Seven Clever Guys plus Some Experts

Experience from "MP" project. When I joined this team, I was the 7-th. Project was conceived as "Start-up", fusing telecom and blockchain technologies. Besides the full-time members there were part-time "experts", so it was almost a small army! Despite of this, development was markedly slow and haven't reached production even after more than year of efforts.

Let's see what the "core team" consisted of:

  • Project owner, ideologist and visioner
  • Project manager, responsible for hiring the rest of the team and attempting to drive the process
  • Cyber-Security Guy - it was anticipated we'll have some degree of fraud from users and he was to prevent this
  • IoT specialist - as the project was around certain hardware / telecom solution
  • Hardware programmer - to help IoT specialist
  • Devops - taking care about infrastructure (servers, clusters, kubernetes, amazon etc)
  • Backend programmer - to take care of server-side application collecting data, providing user accounts etc

Still this list lacks some important people: Quality Assurance specialist (or "tester"), Business Analyst, the person who defines and clarifies the tasks - and Frontend developer (UI, web). Some of them joined later.

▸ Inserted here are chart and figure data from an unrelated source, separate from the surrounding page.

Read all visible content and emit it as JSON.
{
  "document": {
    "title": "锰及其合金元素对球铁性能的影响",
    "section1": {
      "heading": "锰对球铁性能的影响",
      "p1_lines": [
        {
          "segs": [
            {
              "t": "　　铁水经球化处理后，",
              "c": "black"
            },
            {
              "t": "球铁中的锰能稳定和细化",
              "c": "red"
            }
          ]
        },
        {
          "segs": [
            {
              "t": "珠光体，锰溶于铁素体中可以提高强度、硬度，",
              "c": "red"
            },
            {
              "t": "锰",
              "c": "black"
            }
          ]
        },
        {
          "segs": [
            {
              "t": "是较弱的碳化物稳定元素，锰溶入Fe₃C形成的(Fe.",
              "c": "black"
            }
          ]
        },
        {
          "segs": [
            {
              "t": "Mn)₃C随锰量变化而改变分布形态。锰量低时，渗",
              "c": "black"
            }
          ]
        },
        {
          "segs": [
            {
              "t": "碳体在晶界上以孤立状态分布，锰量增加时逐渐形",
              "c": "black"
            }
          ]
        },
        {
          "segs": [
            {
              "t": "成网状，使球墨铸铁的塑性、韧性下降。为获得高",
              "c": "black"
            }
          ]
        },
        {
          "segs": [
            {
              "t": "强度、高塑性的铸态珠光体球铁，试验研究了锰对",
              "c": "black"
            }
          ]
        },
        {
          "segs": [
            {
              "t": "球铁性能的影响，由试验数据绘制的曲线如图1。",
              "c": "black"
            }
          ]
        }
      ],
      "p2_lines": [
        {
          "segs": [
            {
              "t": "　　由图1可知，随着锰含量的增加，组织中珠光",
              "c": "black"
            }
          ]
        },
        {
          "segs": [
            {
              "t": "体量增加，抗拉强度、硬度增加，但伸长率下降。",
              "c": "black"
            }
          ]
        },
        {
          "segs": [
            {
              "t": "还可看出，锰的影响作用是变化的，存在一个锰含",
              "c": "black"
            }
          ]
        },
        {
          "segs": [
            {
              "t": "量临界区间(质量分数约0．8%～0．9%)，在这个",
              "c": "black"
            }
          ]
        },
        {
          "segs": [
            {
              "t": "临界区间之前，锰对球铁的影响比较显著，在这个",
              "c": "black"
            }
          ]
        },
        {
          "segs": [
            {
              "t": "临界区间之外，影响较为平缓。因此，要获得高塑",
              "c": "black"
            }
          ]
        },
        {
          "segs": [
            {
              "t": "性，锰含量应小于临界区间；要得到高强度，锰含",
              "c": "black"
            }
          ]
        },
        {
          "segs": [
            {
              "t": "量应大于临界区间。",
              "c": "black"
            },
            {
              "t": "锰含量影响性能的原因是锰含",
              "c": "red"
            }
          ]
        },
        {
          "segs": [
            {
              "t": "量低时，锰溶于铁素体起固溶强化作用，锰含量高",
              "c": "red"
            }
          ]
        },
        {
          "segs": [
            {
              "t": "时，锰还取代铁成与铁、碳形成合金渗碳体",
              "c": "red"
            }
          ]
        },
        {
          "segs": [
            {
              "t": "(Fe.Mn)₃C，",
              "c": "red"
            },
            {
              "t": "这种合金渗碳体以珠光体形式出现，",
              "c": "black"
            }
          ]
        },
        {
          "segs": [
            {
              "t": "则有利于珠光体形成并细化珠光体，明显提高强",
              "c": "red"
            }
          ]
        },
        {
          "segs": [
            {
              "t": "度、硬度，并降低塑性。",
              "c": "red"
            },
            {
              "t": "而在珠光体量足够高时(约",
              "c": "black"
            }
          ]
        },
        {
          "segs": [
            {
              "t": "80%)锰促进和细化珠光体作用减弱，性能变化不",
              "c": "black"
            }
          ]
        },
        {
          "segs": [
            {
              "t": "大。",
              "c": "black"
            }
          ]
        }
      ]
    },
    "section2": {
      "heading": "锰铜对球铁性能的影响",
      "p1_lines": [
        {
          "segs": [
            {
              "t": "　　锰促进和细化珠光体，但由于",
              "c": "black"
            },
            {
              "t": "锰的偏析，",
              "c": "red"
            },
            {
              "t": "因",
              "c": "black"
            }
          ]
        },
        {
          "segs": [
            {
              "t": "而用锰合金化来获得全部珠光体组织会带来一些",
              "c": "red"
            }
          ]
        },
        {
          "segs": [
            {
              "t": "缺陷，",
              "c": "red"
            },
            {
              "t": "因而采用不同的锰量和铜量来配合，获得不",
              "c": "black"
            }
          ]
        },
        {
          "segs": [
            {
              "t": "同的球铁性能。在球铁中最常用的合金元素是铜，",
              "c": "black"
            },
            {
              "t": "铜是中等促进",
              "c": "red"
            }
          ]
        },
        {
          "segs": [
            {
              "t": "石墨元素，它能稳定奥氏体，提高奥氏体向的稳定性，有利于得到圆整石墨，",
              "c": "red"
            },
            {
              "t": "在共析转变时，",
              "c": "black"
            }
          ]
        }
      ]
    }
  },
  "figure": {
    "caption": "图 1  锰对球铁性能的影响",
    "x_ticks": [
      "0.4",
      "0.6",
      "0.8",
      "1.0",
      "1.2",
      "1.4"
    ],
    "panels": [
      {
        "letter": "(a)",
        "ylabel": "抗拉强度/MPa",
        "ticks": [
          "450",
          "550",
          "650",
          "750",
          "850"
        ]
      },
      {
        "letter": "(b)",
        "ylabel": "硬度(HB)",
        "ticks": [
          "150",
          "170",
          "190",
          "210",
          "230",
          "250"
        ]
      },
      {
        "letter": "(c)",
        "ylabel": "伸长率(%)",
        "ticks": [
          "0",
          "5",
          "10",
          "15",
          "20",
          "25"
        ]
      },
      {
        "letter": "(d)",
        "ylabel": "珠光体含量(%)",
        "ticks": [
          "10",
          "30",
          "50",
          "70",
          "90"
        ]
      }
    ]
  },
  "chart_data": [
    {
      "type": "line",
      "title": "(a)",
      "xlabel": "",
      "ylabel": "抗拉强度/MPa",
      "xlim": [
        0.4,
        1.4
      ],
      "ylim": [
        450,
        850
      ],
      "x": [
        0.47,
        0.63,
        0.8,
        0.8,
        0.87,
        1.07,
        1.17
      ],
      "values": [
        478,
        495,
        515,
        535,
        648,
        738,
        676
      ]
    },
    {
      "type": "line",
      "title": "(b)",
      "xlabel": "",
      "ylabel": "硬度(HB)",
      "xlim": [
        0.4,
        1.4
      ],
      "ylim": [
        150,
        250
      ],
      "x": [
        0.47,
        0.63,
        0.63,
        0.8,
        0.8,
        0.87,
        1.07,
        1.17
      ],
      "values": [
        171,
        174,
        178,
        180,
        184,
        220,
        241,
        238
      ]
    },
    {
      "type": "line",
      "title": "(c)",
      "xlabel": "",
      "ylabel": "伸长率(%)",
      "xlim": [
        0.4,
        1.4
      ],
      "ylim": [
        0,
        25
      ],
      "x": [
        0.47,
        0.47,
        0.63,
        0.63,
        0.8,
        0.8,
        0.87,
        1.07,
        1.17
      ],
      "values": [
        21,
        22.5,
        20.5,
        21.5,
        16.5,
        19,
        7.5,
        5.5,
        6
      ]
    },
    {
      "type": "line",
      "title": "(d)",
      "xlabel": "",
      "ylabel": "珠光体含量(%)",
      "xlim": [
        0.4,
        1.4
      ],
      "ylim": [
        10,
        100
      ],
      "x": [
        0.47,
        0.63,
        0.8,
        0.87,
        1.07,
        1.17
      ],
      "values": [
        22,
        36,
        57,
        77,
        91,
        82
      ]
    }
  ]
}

What is wrong with such setup? Just as the Bible says about Babylon Tower: several people are carrying single brick instead of one person carrying several bricks. Many calls, few responsibility.

Let's go through the list in order.

Project owner is generally out of question. Entity which exists and couldn't be changed. It is good for product owner to have background in IT and play role of manager or BA for example. It wasn't the case though.

Manager. Larger companies generally allocate single project manager for 3-4 projects. There are not always enough work for single manager in single project. Thus it is good for manager to be also BA and QA for example. In this case manager generally neglected to write tasks requirements so later it sometimes was hard to figure out whether they are fulfilled by implementation.

Security Guy. In brief, it was premature state for full-time security specialist. It soon appeared that security issues are overestimated and the fellow was reassigned "to help with backend". Regretfully it wasn't his strongest side. Security too.

IoT specialist and Hardware programmer - why two? because IoT specialist wasn't good in hardware programming. That's bad, he often had nothing specific to do or was assigned tasks for which he was not exactly capable.

UI developer and UX designer who appeared bit later were separate people. Often developer needed to wait for designs for several days, because designer was part-time participant.

To conclude: it feels like the team was assembled faster than understanding of the project evolved. Also it often feels difficult to say farewell to members which appear unneeded. In larger company it is possible to move them to other projects, but it is not the case for start-up.